The highlight of the week will surely be the return of Harry Angel. What happened at Ascot was a desperate shame.
His comeback run when giving 5lbs and a good beating to Brando and Sir Dancelot suggested he was better than ever.
Some cribbed the way he ran about towards the finish, but I was more taken with how well he settled during the race. I thought he was just learning how to maximise his freakish talents.
Hopefully in Haydock on Saturday we will see a repeat of last year’s demolition job.
I expect him to win comfortably, but will be surprised if he’s any shorter than the current 5/4 come Saturday morning.

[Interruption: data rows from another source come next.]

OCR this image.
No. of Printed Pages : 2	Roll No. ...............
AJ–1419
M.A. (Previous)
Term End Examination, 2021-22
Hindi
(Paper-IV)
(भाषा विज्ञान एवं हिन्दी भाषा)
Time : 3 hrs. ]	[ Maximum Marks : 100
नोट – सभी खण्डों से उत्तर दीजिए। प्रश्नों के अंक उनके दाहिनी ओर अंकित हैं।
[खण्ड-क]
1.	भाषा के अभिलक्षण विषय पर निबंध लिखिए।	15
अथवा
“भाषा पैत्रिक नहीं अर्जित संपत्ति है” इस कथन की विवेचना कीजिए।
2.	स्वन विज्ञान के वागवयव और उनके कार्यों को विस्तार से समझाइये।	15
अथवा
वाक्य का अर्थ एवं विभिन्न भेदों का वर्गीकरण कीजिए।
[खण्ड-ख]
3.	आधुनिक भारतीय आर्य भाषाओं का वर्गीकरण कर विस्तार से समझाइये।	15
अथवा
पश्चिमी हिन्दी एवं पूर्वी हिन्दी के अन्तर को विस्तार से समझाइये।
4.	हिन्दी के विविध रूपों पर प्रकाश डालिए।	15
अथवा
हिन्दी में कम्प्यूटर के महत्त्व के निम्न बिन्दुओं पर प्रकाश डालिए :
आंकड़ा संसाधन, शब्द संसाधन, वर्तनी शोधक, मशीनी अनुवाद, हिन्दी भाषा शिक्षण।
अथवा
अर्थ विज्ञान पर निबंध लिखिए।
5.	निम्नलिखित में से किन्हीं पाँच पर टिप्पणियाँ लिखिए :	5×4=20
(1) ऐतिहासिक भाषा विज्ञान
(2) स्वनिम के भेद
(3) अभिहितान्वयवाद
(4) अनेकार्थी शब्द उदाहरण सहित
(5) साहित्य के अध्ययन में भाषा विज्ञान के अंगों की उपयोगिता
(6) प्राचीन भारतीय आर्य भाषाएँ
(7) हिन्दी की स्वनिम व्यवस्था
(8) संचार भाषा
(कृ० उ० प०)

I don’t like backing horses at under 2/1, but will make an exception in his case. Barring another stalls calamity he should win.
Sunday sees the seven-day Harvest Festival kick off in Listowel. What is it with these week-long Irish race meetings?
Ascot and Goodwood weigh in at a hefty five days – seems plenty. Perhaps it’s just an Irish thing.
At a wedding I got talking to an English woman. It was very late and we were in a residents’ bar. She explained that this wouldn’t happen in England. Sometime between midnight and 1am people leave.
It’s bedtime in fairness. Maybe this is what happened. Galway and Listowel thought five days would be enough, but people just wouldn’t go home. As Irish solutions to Irish problems go it’s not bad.
It’s a real ‘horses for courses’ track. The ground can become desperate, so much so that some soft ground horses can’t handle it.
They’re expecting a good drop of rain on Saturday, but the ground is currently on the quick side so that will do little harm.